A la Mémoire
de
Maurice BOURGES

Introduction

En automne, un promeneur, un "amant de la Nature", comme on disait au commencement du siècle dernier, entre pour la première fois dans la forêt de Fontainebleau. Reçu chez un de ses amis, non loin de Bois-le-Roi, à Brolles, hameau situé sur une hauteur dominant la Seine, il a pénétré seul dans la forêt, l'après-midi, et il a pris la première route venue, traversant une région boisée qui n'a rien de très remarquable. Mais il n'a pas fait deux kilomètres sur cette route que, tout à coup, il entrevoit à sa droite, au travers des arbres, un site dont l'aspect est tout différent de ce qu'il vient de voir, et, puisqu'il ne connaît pas cette région, tout différent de ce qu'il a jamais pu voir ailleurs.

Ce sont les rochers de Fontainebleau.
Notre promeneur, quitte aussitôt la route macadamisée qu'il suivait négligemment ; il s'élance à travers bois et franchit la masse des grandes fougères que commencent à bronzer les teintes automnales ; il débouche dans une clairière montueuse toute fleurie de bruyères, les unes roses, les autres déjà passées et dont les tons orangés sont comme empreints d'une chaleur méridionale. Là, sur les flancs de cette colline de sable, se trouvent épars d'énormes blocs de grès, aux contours arrondis, à moitié enfoncés dans la masse sableuse, le sommet du coteau est formé comme par une grande table de grès, un banc presque continu, coupé par des cassures à surfaces conchoïdes, d'où il semble que tous les autres rochers se sont détachés.
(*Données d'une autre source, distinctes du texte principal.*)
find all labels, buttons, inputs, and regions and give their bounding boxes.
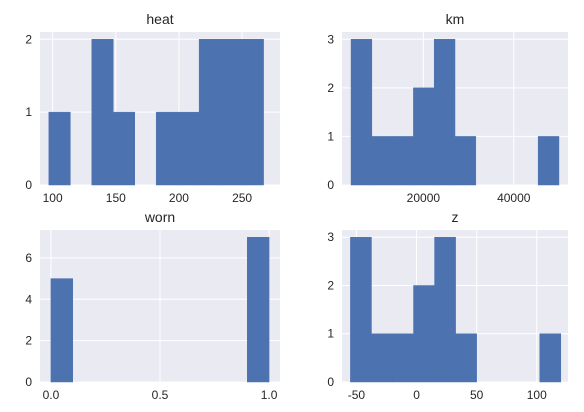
x-tick-label: 40000 [497, 191, 531, 205]
histogram-bar [392, 333, 414, 383]
histogram-bar [247, 236, 270, 383]
y-tick-label: 1 [327, 129, 334, 143]
subplot-title: heat [146, 11, 173, 27]
y-tick-label: 3 [327, 230, 334, 244]
y-tick-label: 0 [25, 375, 32, 389]
histogram-bar [50, 278, 73, 383]
subplot-worn: worn 0.0 0.5 1.0 0 2 4 6 [25, 209, 280, 402]
y-tick-label: 4 [25, 292, 32, 306]
x-tick-label: 0 [413, 388, 420, 402]
subplot-km: km 20000 40000 0 1 2 3 [327, 11, 568, 205]
x-tick-label: 50 [470, 388, 484, 402]
x-tick-label: -50 [348, 388, 366, 402]
histogram-bar [241, 39, 264, 186]
x-tick-label: 0.0 [43, 388, 60, 402]
x-tick-label: 100 [527, 388, 547, 402]
x-tick-label: 0.5 [152, 388, 169, 402]
y-tick-label: 0 [327, 375, 334, 389]
y-tick-label: 2 [25, 334, 32, 348]
y-tick-label: 2 [327, 81, 334, 95]
x-tick-label: 250 [232, 191, 252, 205]
y-tick-label: 1 [25, 105, 32, 119]
histogram-bar [48, 111, 71, 186]
y-tick-label: 0 [25, 178, 32, 192]
y-tick-label: 2 [327, 278, 334, 292]
y-tick-label: 0 [327, 178, 334, 192]
x-tick-label: 200 [169, 191, 189, 205]
histogram-bar [537, 136, 560, 186]
x-tick-label: 150 [106, 191, 126, 205]
histogram-bar [413, 285, 435, 383]
y-tick-label: 2 [25, 32, 32, 46]
x-tick-label: 100 [43, 191, 63, 205]
histogram-bar [392, 136, 414, 186]
subplot-heat: heat 100 150 200 250 0 1 2 [25, 11, 280, 205]
histogram-bar [455, 333, 477, 383]
histogram-bar [113, 111, 135, 186]
histogram-bar [91, 39, 114, 186]
histogram-bar [350, 236, 372, 383]
y-tick-label: 3 [327, 32, 334, 46]
histogram-bar [177, 111, 200, 186]
histogram-bar [220, 39, 243, 186]
x-tick-label: 1.0 [261, 388, 278, 402]
histogram-bar [371, 136, 393, 186]
histogram-bar [454, 136, 477, 186]
subplot-title: worn [144, 209, 175, 225]
histogram-bar [155, 111, 178, 186]
histogram-bar [433, 39, 456, 186]
subplot-title: z [452, 209, 459, 225]
histogram-bar [434, 236, 456, 383]
y-tick-label: 1 [327, 327, 334, 341]
x-tick-label: 20000 [407, 191, 441, 205]
histogram-bar [371, 333, 393, 383]
subplot-z: z -50 0 50 100 0 1 2 3 [327, 209, 568, 402]
histogram-bar [350, 39, 373, 186]
histogram-bar [539, 333, 562, 383]
histogram-bar [198, 39, 221, 186]
histogram-bar [413, 87, 435, 186]
y-tick-label: 6 [25, 251, 32, 265]
subplot-title: km [446, 11, 465, 27]
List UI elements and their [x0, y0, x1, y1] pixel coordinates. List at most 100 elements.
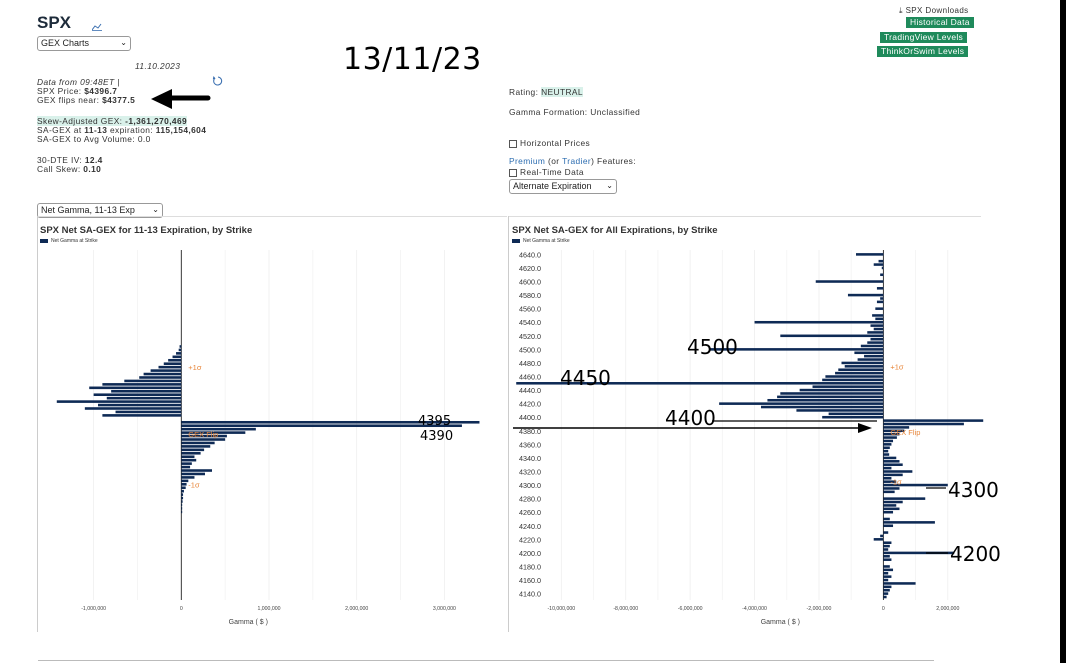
call-skew-line: Call Skew: 0.10 [37, 165, 103, 174]
bar [883, 460, 900, 463]
y-tick-label: 4280.0 [519, 495, 541, 504]
bar [102, 414, 182, 417]
premium-link[interactable]: Premium [509, 156, 546, 166]
bar [860, 344, 884, 348]
rating-value: NEUTRAL [541, 87, 583, 97]
download-icon: ⤓ [899, 6, 903, 15]
bar [172, 355, 182, 359]
handwritten-strike-label: 4395 [418, 414, 451, 429]
panel-separator [508, 216, 509, 632]
thinkorswim-levels-button[interactable]: ThinkOrSwim Levels [877, 46, 969, 57]
bar [870, 324, 884, 327]
y-tick-label: 4320.0 [519, 467, 541, 476]
bar [181, 472, 205, 476]
handwritten-strike-label: 4450 [560, 366, 611, 390]
y-tick-label: 4300.0 [519, 481, 541, 490]
horizontal-prices-checkbox[interactable]: Horizontal Prices [509, 138, 591, 148]
bar [883, 497, 926, 500]
bar [780, 392, 884, 395]
bar [181, 424, 462, 428]
y-tick-label: 4220.0 [519, 535, 541, 544]
y-tick-label: 4560.0 [519, 305, 541, 314]
bar [181, 496, 184, 500]
y-tick-label: 4640.0 [519, 250, 541, 259]
bar [883, 521, 935, 524]
tradier-link[interactable]: Tradier [562, 156, 592, 166]
y-tick-label: 4340.0 [519, 454, 541, 463]
chart-type-select-value: GEX Charts [41, 38, 90, 48]
spx-price-line: SPX Price: $4396.7 [37, 87, 135, 96]
bar [89, 386, 182, 390]
bar [838, 368, 884, 371]
tradingview-levels-button[interactable]: TradingView Levels [880, 32, 968, 43]
y-tick-label: 4620.0 [519, 264, 541, 273]
view-select[interactable]: Net Gamma, 11-13 Exp ⌄ [37, 203, 163, 218]
bar [870, 337, 884, 341]
checkbox[interactable] [509, 139, 517, 148]
x-tick-label: -8,000,000 [613, 606, 638, 612]
bar [181, 483, 187, 486]
iv-label: 30-DTE IV: [37, 155, 85, 165]
or-text: (or [545, 156, 563, 166]
chart2-legend: Net Gamma at Strike [512, 238, 570, 244]
bar [124, 379, 182, 383]
checkbox[interactable] [509, 168, 517, 177]
bar [822, 378, 884, 382]
price-label: SPX Price: [37, 86, 85, 97]
bar [93, 393, 182, 397]
annotation-label: -1σ [890, 478, 902, 487]
panel-left-edge [37, 216, 38, 632]
annotation-label: +1σ [188, 363, 202, 372]
bar [872, 314, 884, 317]
annotation-label: GEX Flip [890, 428, 920, 437]
panel-divider-right [509, 216, 981, 217]
chart2-title: SPX Net SA-GEX for All Expirations, by S… [512, 225, 718, 236]
chart1-title: SPX Net SA-GEX for 11-13 Expiration, by … [40, 225, 253, 236]
bar [841, 361, 884, 365]
bar [181, 445, 211, 448]
bar [143, 372, 182, 376]
bar [106, 396, 182, 400]
chart-icon[interactable] [92, 23, 102, 31]
skew-value: -1,361,270,469 [125, 116, 188, 126]
y-tick-label: 4460.0 [519, 373, 541, 382]
bar [168, 358, 182, 362]
bar [181, 493, 184, 496]
bar [179, 345, 182, 348]
alternate-expiration-select[interactable]: Alternate Expiration ⌄ [509, 179, 617, 194]
bar [857, 358, 884, 361]
bar [883, 575, 892, 578]
bar [181, 438, 226, 441]
footer-rule [38, 660, 934, 661]
refresh-icon[interactable] [212, 75, 224, 87]
date-small: 11.10.2023 [135, 61, 181, 71]
rating-line: Rating: NEUTRAL [509, 87, 583, 97]
bar [181, 427, 256, 431]
bar [883, 490, 895, 494]
y-tick-label: 4200.0 [519, 549, 541, 558]
bar [864, 354, 884, 358]
annotation-label: +1σ [890, 362, 904, 371]
chart-type-select[interactable]: GEX Charts ⌄ [37, 36, 131, 51]
y-tick-label: 4380.0 [519, 427, 541, 436]
summary-block: Data from 09:48ET | SPX Price: $4396.7 G… [37, 77, 136, 106]
bar [883, 449, 889, 453]
sagex-block: Skew-Adjusted GEX: -1,361,270,469 SA-GEX… [37, 116, 206, 145]
bar [883, 568, 894, 572]
call-skew-label: Call Skew: [37, 164, 84, 175]
horizontal-prices-label: Horizontal Prices [520, 138, 591, 148]
flip-value: $4377.5 [102, 95, 136, 106]
bar [181, 448, 205, 452]
y-tick-label: 4500.0 [519, 345, 541, 354]
realtime-checkbox[interactable]: Real-Time Data [509, 167, 584, 177]
handwritten-strike-label: 4300 [948, 478, 999, 502]
alternate-expiration-value: Alternate Expiration [513, 181, 592, 191]
historical-data-button[interactable]: Historical Data [906, 17, 974, 28]
flip-label: GEX flips near: [37, 95, 103, 106]
iv-value: 12.4 [84, 155, 103, 165]
bar [883, 551, 955, 555]
y-tick-label: 4420.0 [519, 400, 541, 409]
bar [883, 483, 948, 487]
bar [825, 375, 884, 378]
bar [883, 595, 887, 599]
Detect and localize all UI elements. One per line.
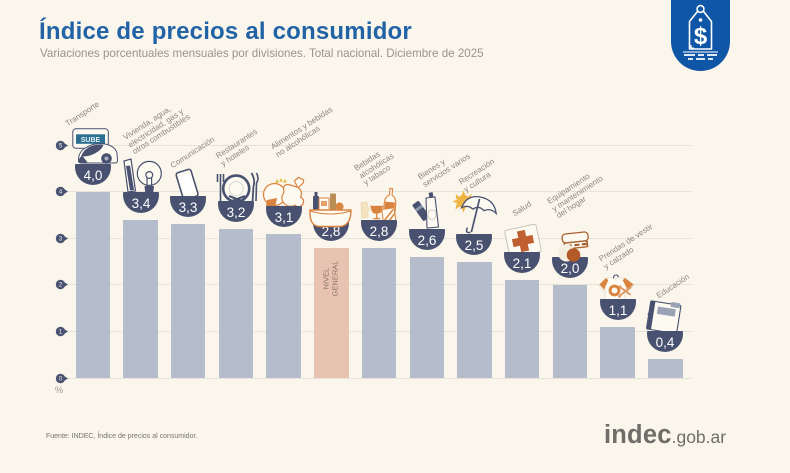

Au milieu des bruyères en fleurs, des genêts en fruits, les pyramides des genévriers et quelques maigres bouleaux viennent çà et là donner à ce paysage morne ses touches caractéristiques.

L'amant de la Nature, monte sans chemin à travers les broussailles, dans le sable, contourne ou escalade les rochers, et si, arrivé sur le plateau, il jette autour de lui un regard circulaire, partout se montre l'immense forêt, qu'en cet endroit perdu il peut croire encore sauvage. Assez près de lui, il distingue de longues bandes rocheuses identiques à celle sur laquelle il se trouve, toutes dirigées dans le même sens ; la vaste suite de leurs rocs fragmentés ressemble à quelque grand village détruit et fossilisé ; plus loin d'autres lignes encore, vagues et estompées ; enfin, à l'horizon, la masse de la forêt, d'un bleu foncé comme l'horizon méditerranéen à certaines heures du soir.